There was a chap of the Berkshires who, like many more of us, had ’listed after a row with his girl. At the crossing of the Aisne he got hit, and he had just breath enough to tell me the name of the girl, and ask me to write to her. “Tell her,” he said, “I’m sorry we had that row, but it was for the best, for if we hadn’t had it I should not have been able to do my bit for my country. It seems awfully hard that I can never see her again to explain things to her, but I’m sure she will think better of me now than if I had been one of the stay-at-homes. Good-bye, old chap; there’ll be no more cold nights in the trenches for me, anyhow”: A Private of the Leicestershire Regiment.

A Lady’s Handkerchief

I found myself mixed up with a French regiment on the right. I wanted to go forward with them, but the officer in charge shook his head and smiled. “They will spot you in your khaki and put you out in no time,” he said in English; “make your way to the left; you’ll find your fellows on that hill.” I watched the regiment till it disappeared; then I made my way across a field and up a big avenue of trees.

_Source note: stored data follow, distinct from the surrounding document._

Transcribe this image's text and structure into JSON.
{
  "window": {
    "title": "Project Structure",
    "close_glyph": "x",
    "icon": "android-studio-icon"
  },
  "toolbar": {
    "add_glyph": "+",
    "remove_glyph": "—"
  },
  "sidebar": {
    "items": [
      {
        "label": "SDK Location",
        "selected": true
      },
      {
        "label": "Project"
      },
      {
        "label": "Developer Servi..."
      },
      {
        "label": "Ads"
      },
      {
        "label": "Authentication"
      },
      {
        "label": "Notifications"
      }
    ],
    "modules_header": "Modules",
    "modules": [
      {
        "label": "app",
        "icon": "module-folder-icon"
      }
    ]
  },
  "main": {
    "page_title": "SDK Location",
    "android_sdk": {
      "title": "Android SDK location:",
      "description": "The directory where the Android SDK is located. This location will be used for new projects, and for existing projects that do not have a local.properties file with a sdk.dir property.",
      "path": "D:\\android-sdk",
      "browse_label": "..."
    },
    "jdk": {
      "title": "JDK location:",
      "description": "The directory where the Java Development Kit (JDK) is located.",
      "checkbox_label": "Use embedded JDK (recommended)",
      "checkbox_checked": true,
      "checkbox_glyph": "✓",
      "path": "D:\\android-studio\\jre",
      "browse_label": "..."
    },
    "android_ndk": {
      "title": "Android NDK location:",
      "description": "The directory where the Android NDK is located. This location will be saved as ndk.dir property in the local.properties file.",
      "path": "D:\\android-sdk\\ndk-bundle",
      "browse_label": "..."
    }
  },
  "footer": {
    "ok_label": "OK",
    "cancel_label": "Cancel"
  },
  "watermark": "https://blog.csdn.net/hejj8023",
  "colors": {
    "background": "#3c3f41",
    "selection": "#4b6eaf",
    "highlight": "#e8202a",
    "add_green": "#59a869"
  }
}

The shells were whistling overhead, but there was nothing to be afraid of. Half-way up the avenue there was a German lancer officer lying dead by the side of the road. How he got there was a mystery because we had seen no cavalry. But there he lay, and someone had crossed his hands on his breast and put a little celluloid crucifix in his hands. Over his face was a beautiful little handkerchief—a lady’s—with a lace edging. It was a bit of a mystery because there wasn’t a lady for miles that I knew of: A British Infantryman.